Consider violence O (n ^ 3) will be T, so out of the inverse solution of the test (in different colors on both sides ans-), or a T
Solution: For a triangle composed of different color fringing, may have only two sides of the same color, a side of the case different colors. If the enumeration over each point, even from recording this point how many sides as the color of edges, denoted sum sum, then a different color for any triangle, its edge piece of a different color two endpoints each will be counted once. Therefore, the number of different colors of the triangle on the sum / 2.
#include <iostream>
#include <cstring>
using namespace std;
int n;
int a[1005],b[1005];
int main(){
ios::sync_with_stdio(0);
int T;
cin>>T;
while (T--){
int n,x;
cin>>n;
memset(a,0,sizeof(a));
memset(b,0,sizeof(b));
int ans=0;
for (int i=1; i<=n-1; i++){
for (int j=i+1; j<=n; j++){
cin>>x;
if (x) {
a[i]++;
a[j]++;
}
else {
b[i]++;
b[j]++;
}
}
}
for (int i=1; i<=n; i++){
ans+=a[i]*b[i];
}
ans=n*(n-1)*(n-2)/6-ans/2;
cout<<ans<<endl;
}
return 0;
}
C - Biorhythms
Meaning of the questions: who from birth have physical, emotional and intellectual three menstrual cycles, respectively 23, 28 and 33 days.
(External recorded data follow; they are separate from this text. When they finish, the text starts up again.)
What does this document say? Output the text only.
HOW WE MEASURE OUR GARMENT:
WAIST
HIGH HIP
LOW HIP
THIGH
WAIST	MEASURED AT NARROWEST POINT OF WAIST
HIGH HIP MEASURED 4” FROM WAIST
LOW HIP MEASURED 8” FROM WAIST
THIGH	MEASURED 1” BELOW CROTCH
Within a period of one day of peak. This is usually the peak period of three will not be the same day. Now given three dates, corresponding to the date of physical, emotional, intellectual peak appearance. Then gives a start date, required From this day, we calculate the number of days least another three peaks occur simultaneously. ,
Solution: Chinese remainder theorem stencil title, because this question fill the knowledge in this area, see the Chinese remainder theorem
#include <iostream>
#include <cstdio>
using namespace std;
typedef long long ll;
ll a[4];
ll m[4]={23,28,33};
const int mod=21252;
ll extend_gcd(ll a, ll b, ll &x, ll &y) {
ll res=a;
if (b!=0) {
res=extend_gcd(b,a%b,y,x);
y-=(a/b)*x;
} else {
x=1;
y=0;
}
return res;
}
ll china(int len, ll *m, ll *a) {
ll M=1,w,d,x,y,ret=0;
for (int i=0; i<len; i++) M*=m[i];
for (int i=0; i<len; i++) {
w=M/m[i];
d=extend_gcd(m[i],w,x,y);
ret=(ret+y*w*a[i])%M;
}
return (M+ret%M)%M;
}
int main() {
//ios::sync_with_stdio(0);
ll d;
int cnt=1;
while (cin>>a[0]>>a[1]>>a[2]>>d) {
if(a[0]==-1 && a[1]==-1 && a[2]==-1 && d==-1)
break;
ll ans=(china(3,m,a)-d)%mod;
if (ans<=0) ans+=mod;
printf("Case %d: the next triple peak occurs in %lld days.\n",cnt++,ans);
}
return 0;
}
E - Strange Way to Express Integers
The meaning of problems: ar given k represents each group x ≡ r (mod a)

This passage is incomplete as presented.